Brain Alpha Rhythm Component in fMRI and EEG

  • Jeong Jeong-Won (Alfred E. Mann Institute for Biomedical Engineering, University of Southern California)
  • Published : 2005.08.01

Abstract

This paper presents a new approach to investigate spatial correlation between independent components of brain alpha activity in functional magnetic resonance imaging (fMRI) and electroencephalography (EEG).

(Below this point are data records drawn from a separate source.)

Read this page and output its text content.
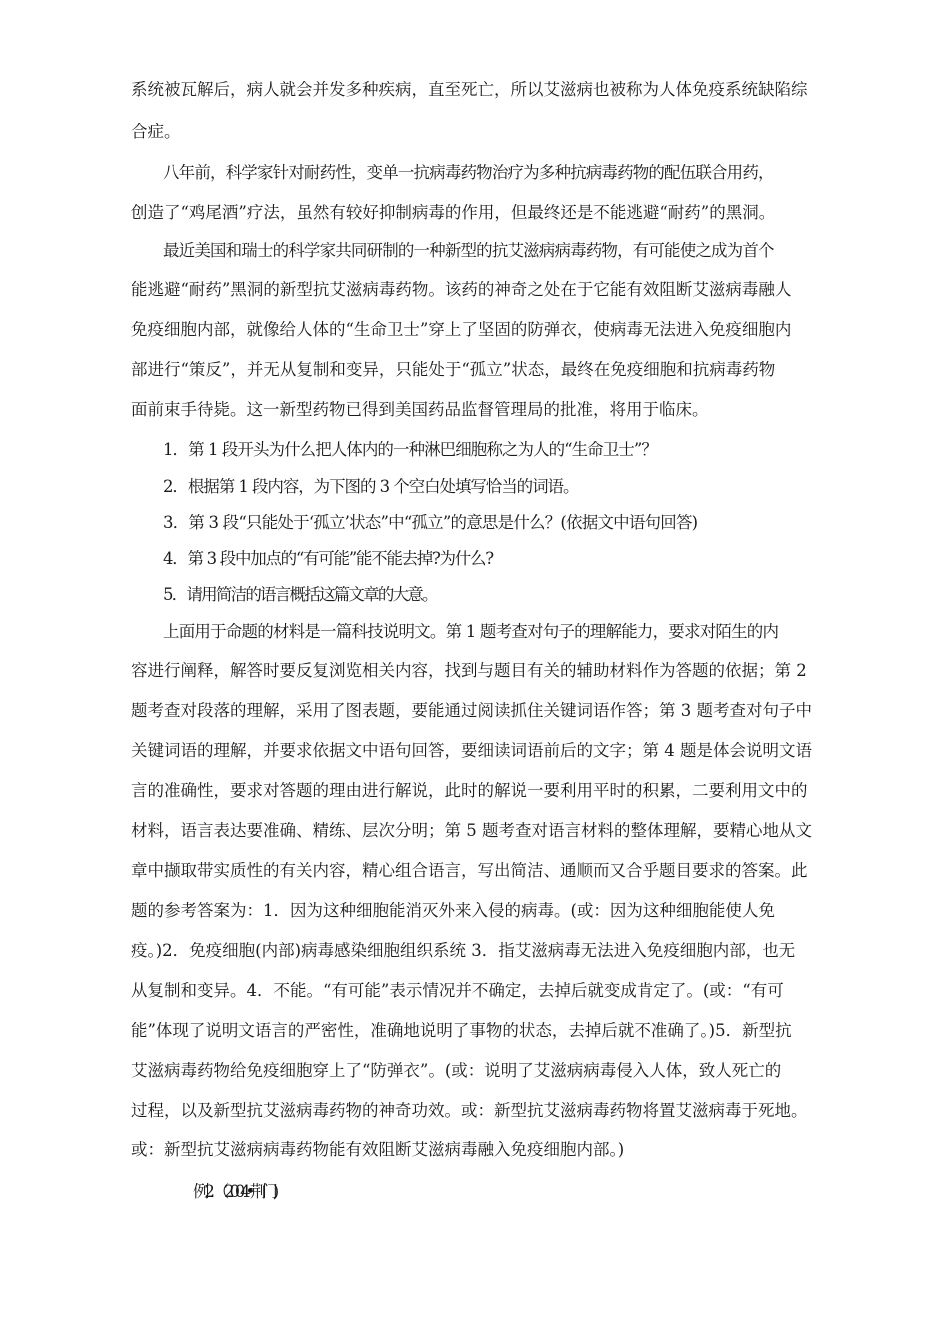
系统被瓦解后，病人就会并发多种疾病，直至死亡，所以艾滋病也被称为人体免疫系统缺陷综
合症。
八年前，科学家针对耐药性，变单一抗病毒药物治疗为多种抗病毒药物的配伍联合用药，
创造了“鸡尾酒”疗法，虽然有较好抑制病毒的作用，但最终还是不能逃避“耐药”的黑洞。
最近美国和瑞士的科学家共同研制的一种新型的抗艾滋病病毒药物，有可能使之成为首个
能逃避“耐药”黑洞的新型抗艾滋病毒药物。该药的神奇之处在于它能有效阻断艾滋病毒融人
免疫细胞内部，就像给人体的“生命卫士”穿上了坚固的防弹衣，使病毒无法进入免疫细胞内
部进行“策反”，并无从复制和变异，只能处于“孤立”状态，最终在免疫细胞和抗病毒药物
面前束手待毙。这一新型药物已得到美国药品监督管理局的批准，将用于临床。
1．第 1 段开头为什么把人体内的一种淋巴细胞称之为人的“生命卫士”？
2．根据第 1 段内容，为下图的 3 个空白处填写恰当的词语。
3．第 3 段“只能处于‘孤立’状态”中“孤立”的意思是什么？(依据文中语句回答)
4．第 3 段中加点的“有可能”能不能去掉?为什么?
5．请用简洁的语言概括这篇文章的大意。
上面用于命题的材料是一篇科技说明文。第 1 题考查对句子的理解能力，要求对陌生的内
容进行阐释，解答时要反复浏览相关内容，找到与题目有关的辅助材料作为答题的依据；第 2
题考查对段落的理解，采用了图表题，要能通过阅读抓住关键词语作答；第 3 题考查对句子中
关键词语的理解，并要求依据文中语句回答，要细读词语前后的文字；第 4 题是体会说明文语
言的准确性，要求对答题的理由进行解说，此时的解说一要利用平时的积累，二要利用文中的
材料，语言表达要准确、精练、层次分明；第 5 题考查对语言材料的整体理解，要精心地从文
章中撷取带实质性的有关内容，精心组合语言，写出简洁、通顺而又合乎题目要求的答案。此
题的参考答案为：1．因为这种细胞能消灭外来入侵的病毒。(或：因为这种细胞能使人免
疫。)2．免疫细胞(内部)病毒感染细胞组织系统 3．指艾滋病毒无法进入免疫细胞内部，也无
从复制和变异。4．不能。“有可能”表示情况并不确定，去掉后就变成肯定了。(或：“有可
能”体现了说明文语言的严密性，准确地说明了事物的状态，去掉后就不准确了。)5．新型抗
艾滋病毒药物给免疫细胞穿上了“防弹衣”。(或：说明了艾滋病病毒侵入人体，致人死亡的
过程，以及新型抗艾滋病毒药物的神奇功效。或：新型抗艾滋病毒药物将置艾滋病毒于死地。
或：新型抗艾滋病病毒药物能有效阻断艾滋病毒融入免疫细胞内部。)
例 2．（2004•荆门)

To avoid potential problems of simultaneous fMRI and EEG acquisitions in imaging pure alpha activity, data from each modality were acquired separately under a 'three conditions' setup where one of the conditions involved closing eyes and relaxing, thus making it conducive to generation of alpha activity. The other two conditions -- eyes open in a lighted room or engaged in a mental arithmetic task, were designed to attenuate alpha activity. Using a Mixture Density Independent Component Analysis (MD-ICA) that incorporates flexible non-linearity functions into the conventional ICA framework, we could identify the spatiotemporal components of fMRI activations and EEG activities associated with the alpha rhythm. Then, the sources of the individual EEG alpha activity component were localized by a Maximum Entropy (ME) method that is specially designed to find the most probable dipole distribution minimizing the localization error in sense of LMSE. The resulting active dipoles were spatially transformed to 3D MRls of the subject and compared to fMRI alpha activity maps. A good spatial correlation was found in the spatial distribution of alpha sources derived independently from fMRI and EEG, suggesting the proposed method can localize the cortical areas responsible for generating alpha activity successfully in either fMRI or EEG. Finally a functional connectivity analysis was applied to show that alpha activity sources of both modalities were also functionally connected to each other, implying that they are involved in performing a common function: 'the generation of alpha rhythms'.